In the latter world, he sees how his own hubris and commitment to discovering truth, perhaps more accurately, facts, has isolated him from human affection. He tries to make up for this in his relationship with Roger, much to the chagrin of Mrs. Munro. She is a poor, not highly educated woman who must do the best she can after being widowed by WWII. Roger is a clever boy, frustrated at being stuck in the working classes and menial jobs, and rebels against his mother through Holmes. For Holmes, his attempt to rewrite the story of his final case as it really happened (as opposed to Watson's invention) is as much an attempt at atonement as clarification, though he can't remember what he is atoning for.
It would be hard to imagine McKellen not excelling in this part, and of course he does, bringing his skill at creating an understated yet powerful performance. Having to play more feeble than I would assume he is in real life, McKellen easily yet movingly portrays how the ravages of old age on the mind are far worse and more disheartening than those on the body. As for Linney, the part seems somewhat slight for an actor of her talent, but she adds depth to her character, whose struggle for a decent job and life for her and her son is marred by her son's ambitions which she, in her economic status, will never be able to fulfill.

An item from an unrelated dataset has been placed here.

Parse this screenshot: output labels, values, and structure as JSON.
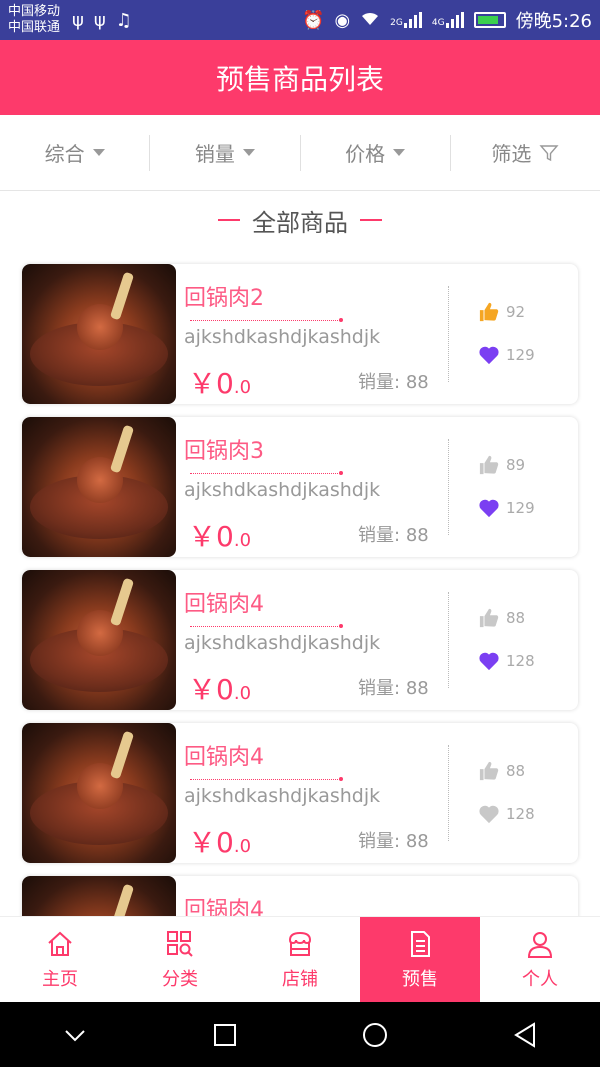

Parker is very engaging as Roger, conveying the character's advanced maturity and yet boyish curiosity, more than able to hold his own against the seasoned McKellen and Linney.
As with most UK period films, the production design is excellent, with great detail put into furnishings and props to add to the authenticity that a film like this requires. There is also a fantastic scene where Holmes goes to see a film adaptation of one of his cases; in this film within a film, the detective is played by Nicholas Rowe, who some readers may remember played the detective decades ago in Young Sherlock Holmes.
Mostly, this is a film about the story, and it comes down to McKellen as the focal point of the themes of age, memory and atonement for perceived sins. While the ending veers perhaps a little too far into sentimentality (something that might not have agreed with Sir Arthur Conan Doyle), it is pleasurable to the audience. While it will unlikely be the most memorable of Condon's films, it will certainly be one of McKellen's most appreciated performances, and a worthy addition to the Sherlock Holmes cannon.